Après deux ans de guerre civile à Damas, Muhammad et Joury, un couple d’universitaires syriens de 33 et 30 ans, ont pris le long et douloureux chemin de l’exil qui les a menés à l’université de Glasgow.
Jordanie, Liban, Emirats arabes unis, Koweït: Muhammad et Joury (des prénoms modifiés pour préserver leur anonymat: NDLR) ont mis plus de deux ans à gagner le Royaume-Uni, pour poursuivre leurs études en première année de thèse en science de l’Education à l’université de Glasgow.
Celle-ci a accepté de les accueillir gratuitement, par l’entremise de la fondation britannique Cara qui aide les universitaires persécutés de par le monde.
Ils évoquent avec émotion leurs deux années passées à l’université de Damas, au début de la guerre civile syrienne, entre mars 2011 et fin 2012. Muhammad enseignait l’anglais à des médecins, des pharmaciens ou des ingénieurs.
« En tant qu’universitaires, nous étions la cible à la fois du régime (de Bachar al-Assad) et des extrémistes », dit-il lors d’un entretien téléphonique avec l’AFP.
« En période de guerre, l’éducation devient politisée. Le gouvernement intervenait en permanence. Il voulait que nous fassions la promotion des idées du régime auprès des étudiants », raconte-t-il.

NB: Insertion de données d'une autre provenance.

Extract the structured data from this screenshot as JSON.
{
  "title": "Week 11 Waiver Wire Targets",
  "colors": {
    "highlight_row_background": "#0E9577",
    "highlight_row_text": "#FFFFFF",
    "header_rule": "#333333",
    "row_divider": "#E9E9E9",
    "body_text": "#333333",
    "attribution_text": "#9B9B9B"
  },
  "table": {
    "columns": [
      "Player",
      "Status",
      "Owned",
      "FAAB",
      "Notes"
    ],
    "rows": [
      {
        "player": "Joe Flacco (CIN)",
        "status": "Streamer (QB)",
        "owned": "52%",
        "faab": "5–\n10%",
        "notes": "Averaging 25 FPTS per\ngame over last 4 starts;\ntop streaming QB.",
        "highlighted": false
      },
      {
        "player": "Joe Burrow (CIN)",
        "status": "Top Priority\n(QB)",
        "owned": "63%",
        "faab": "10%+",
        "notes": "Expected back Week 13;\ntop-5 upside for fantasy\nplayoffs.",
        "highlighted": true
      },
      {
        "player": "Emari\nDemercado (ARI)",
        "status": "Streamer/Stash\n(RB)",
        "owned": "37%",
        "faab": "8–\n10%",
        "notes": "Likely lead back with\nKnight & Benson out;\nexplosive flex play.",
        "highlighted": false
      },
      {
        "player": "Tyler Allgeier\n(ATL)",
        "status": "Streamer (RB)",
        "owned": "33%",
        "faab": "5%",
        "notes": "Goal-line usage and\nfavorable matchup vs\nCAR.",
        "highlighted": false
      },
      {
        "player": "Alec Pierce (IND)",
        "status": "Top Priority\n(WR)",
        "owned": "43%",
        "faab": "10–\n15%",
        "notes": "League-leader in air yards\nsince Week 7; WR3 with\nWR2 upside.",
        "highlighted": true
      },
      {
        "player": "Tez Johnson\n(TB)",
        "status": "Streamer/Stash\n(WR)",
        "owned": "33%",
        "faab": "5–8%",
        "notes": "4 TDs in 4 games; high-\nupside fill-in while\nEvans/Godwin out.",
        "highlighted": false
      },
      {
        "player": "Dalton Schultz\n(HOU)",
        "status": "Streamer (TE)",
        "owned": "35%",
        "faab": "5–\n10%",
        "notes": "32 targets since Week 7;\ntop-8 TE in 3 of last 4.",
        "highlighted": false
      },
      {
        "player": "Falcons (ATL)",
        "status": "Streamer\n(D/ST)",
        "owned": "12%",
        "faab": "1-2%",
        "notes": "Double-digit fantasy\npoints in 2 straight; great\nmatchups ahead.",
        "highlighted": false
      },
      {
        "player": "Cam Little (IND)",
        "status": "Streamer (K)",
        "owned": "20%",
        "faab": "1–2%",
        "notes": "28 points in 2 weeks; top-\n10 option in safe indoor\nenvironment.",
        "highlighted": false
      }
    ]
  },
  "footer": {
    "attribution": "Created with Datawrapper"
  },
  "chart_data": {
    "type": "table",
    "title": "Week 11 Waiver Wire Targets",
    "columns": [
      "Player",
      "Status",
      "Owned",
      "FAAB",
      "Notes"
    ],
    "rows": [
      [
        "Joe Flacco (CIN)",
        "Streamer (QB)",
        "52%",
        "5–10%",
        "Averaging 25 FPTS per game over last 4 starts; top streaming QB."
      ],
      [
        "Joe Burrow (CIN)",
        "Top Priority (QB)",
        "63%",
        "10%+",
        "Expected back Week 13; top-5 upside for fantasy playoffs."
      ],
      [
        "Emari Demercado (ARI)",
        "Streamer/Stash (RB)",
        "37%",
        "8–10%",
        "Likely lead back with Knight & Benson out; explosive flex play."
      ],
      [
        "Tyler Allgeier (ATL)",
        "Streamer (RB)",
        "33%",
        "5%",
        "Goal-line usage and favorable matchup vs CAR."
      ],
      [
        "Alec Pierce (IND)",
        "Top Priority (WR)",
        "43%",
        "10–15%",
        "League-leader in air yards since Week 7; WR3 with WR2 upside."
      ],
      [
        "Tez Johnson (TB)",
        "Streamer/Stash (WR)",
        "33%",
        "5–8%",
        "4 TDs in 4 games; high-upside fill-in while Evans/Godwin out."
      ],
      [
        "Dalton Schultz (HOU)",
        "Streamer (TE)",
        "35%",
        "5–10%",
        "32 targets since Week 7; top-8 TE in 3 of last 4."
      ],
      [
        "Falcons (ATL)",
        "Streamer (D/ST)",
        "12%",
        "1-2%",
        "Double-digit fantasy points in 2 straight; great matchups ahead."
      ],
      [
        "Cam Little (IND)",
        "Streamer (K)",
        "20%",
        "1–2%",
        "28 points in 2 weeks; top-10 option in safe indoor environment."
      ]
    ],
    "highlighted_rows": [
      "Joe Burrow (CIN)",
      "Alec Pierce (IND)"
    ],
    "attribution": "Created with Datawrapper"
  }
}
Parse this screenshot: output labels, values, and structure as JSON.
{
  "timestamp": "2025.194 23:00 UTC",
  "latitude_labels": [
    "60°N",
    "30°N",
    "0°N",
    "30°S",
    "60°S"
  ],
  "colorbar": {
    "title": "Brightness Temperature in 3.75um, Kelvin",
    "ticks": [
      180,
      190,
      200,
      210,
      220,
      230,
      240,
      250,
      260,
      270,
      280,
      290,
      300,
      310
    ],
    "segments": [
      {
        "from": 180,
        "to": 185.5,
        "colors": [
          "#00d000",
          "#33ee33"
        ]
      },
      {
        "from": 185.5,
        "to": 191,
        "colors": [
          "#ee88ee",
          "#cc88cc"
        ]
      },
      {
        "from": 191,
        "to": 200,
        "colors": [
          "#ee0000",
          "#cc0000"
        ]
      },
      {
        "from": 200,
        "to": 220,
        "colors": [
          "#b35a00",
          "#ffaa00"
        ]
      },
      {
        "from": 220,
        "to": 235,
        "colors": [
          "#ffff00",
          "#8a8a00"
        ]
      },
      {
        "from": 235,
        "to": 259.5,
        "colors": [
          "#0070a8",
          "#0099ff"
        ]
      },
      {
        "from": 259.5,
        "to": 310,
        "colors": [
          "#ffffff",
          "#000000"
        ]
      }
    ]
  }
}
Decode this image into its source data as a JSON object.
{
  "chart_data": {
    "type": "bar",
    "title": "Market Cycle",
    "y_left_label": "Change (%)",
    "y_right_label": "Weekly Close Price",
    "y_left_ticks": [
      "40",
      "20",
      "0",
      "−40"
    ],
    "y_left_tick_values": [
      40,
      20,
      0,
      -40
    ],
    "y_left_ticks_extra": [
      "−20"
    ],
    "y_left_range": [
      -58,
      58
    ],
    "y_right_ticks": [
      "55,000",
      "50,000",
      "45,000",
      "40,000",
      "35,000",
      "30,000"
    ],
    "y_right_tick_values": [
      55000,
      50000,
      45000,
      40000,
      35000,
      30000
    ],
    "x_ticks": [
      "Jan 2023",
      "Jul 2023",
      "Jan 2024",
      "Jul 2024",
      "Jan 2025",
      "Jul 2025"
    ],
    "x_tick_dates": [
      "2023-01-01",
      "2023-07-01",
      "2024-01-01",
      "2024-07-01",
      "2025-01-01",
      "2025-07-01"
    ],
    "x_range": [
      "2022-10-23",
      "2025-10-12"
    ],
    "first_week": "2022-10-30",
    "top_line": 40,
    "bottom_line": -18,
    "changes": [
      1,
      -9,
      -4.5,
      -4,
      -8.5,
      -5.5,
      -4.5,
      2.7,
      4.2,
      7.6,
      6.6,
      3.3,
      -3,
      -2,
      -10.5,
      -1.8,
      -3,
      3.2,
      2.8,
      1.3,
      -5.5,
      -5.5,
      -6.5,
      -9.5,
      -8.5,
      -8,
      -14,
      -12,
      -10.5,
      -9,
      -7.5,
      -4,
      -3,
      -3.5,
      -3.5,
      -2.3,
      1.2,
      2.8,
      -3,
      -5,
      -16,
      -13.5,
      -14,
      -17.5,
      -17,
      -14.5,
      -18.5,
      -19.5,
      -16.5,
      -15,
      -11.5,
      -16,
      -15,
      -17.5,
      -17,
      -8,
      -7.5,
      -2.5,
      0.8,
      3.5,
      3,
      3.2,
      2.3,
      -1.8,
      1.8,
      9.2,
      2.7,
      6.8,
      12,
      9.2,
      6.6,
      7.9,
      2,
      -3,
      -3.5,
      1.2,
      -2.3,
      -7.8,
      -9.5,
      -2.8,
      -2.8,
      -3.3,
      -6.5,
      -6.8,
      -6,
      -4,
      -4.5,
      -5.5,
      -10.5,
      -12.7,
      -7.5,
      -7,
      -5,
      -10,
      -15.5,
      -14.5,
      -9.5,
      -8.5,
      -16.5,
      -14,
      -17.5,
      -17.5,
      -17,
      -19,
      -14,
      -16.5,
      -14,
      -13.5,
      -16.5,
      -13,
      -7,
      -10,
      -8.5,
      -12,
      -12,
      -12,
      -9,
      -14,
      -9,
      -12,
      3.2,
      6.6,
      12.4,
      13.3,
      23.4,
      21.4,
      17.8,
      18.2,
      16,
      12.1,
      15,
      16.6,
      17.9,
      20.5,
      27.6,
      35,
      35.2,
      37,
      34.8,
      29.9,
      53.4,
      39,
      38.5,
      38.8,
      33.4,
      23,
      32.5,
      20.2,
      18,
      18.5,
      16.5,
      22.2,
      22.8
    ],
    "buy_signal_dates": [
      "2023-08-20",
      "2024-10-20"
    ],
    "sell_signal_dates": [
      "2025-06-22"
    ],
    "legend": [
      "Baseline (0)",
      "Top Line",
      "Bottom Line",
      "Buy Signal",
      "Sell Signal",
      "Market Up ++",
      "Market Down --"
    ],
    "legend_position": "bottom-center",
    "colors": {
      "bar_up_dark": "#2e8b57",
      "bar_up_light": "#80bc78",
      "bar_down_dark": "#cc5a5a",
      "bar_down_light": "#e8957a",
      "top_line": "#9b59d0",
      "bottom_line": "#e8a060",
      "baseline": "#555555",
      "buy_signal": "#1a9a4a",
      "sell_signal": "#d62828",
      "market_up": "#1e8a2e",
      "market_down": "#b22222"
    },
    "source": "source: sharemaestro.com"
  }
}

Les récalcitrants étaient arrêtés, kidnappés ou « disparaissaient sans que l’on puisse poser de question sur leur sort, au risque d’être soi-même arrêté ».
Pas des réfugiés mais des étudiants
» considéraient, quant à eux, ces professeurs d’une université d’Etat comme des affidés du régime.
Menaces et enlèvements de collègues les poussent à fuir fin 2012. Muhammad quitte le pays par la Jordanie tandis que Joury, enceinte, rejoint le Liban. Elle donnera naissance à leur fils au Koweït d’où ils finiront par être expulsés après l’expiration de leur visa de tourisme.
Pendant ces mois d’errance, ils vivotent grâce à leurs économies et aux traductions effectuées sur internet par Muhammad. Ils se rendent alors en Turquie – « le seul pays à ne pas exiger de visa pour les Syriens » – où ils contactent Cara en avril 2014.
« Nous avions des propositions dans plusieurs universités pour étudier en thèse au Royaume-Uni, mais pas les moyens de payer ces études. Cara nous a obtenu deux places à l’université de Glasgow exonérées des frais d’inscription et a couvert nos frais », explique-t-il.
Des garanties pourtant jugées insuffisantes par le ministère de l’Intérieur britannique, qui refuse les visas, mettant en doute leur véritable statut d’étudiants.
« C’était le comble, parce que nous avons tous les deux un Master de l’université d’Exeter (sud-ouest de l’Angleterre) » obtenus en 2009, glisse-t-il.
Le couple fera appel de cette décision, aidé dans ses démarches juridiques par Cara, et parviendra à décrocher les précieux sésames leur permettant de commencer leur formation britannique en janvier dernier.
« Cara nous a pratiquement sauvé la vie, ils nous ont donné de l’espoir, ce qui nous a évité d’emprunter les chemins de traverse, d’avoir recours à des passeurs. Mais nous ne sommes pas des réfugiés, nous sommes des étudiants étrangers », insiste-t-il.
Dans la plus grande ville d’Ecosse, Muhammad a choisi d’axer ses recherches de thèse sur « la formation des professeurs » et Joury sur « l’éducation des réfugiés » afin d’être « prêts à apporter leur contribution le jour venu » où ils rentreront, ils en sont convaincus, en Syrie.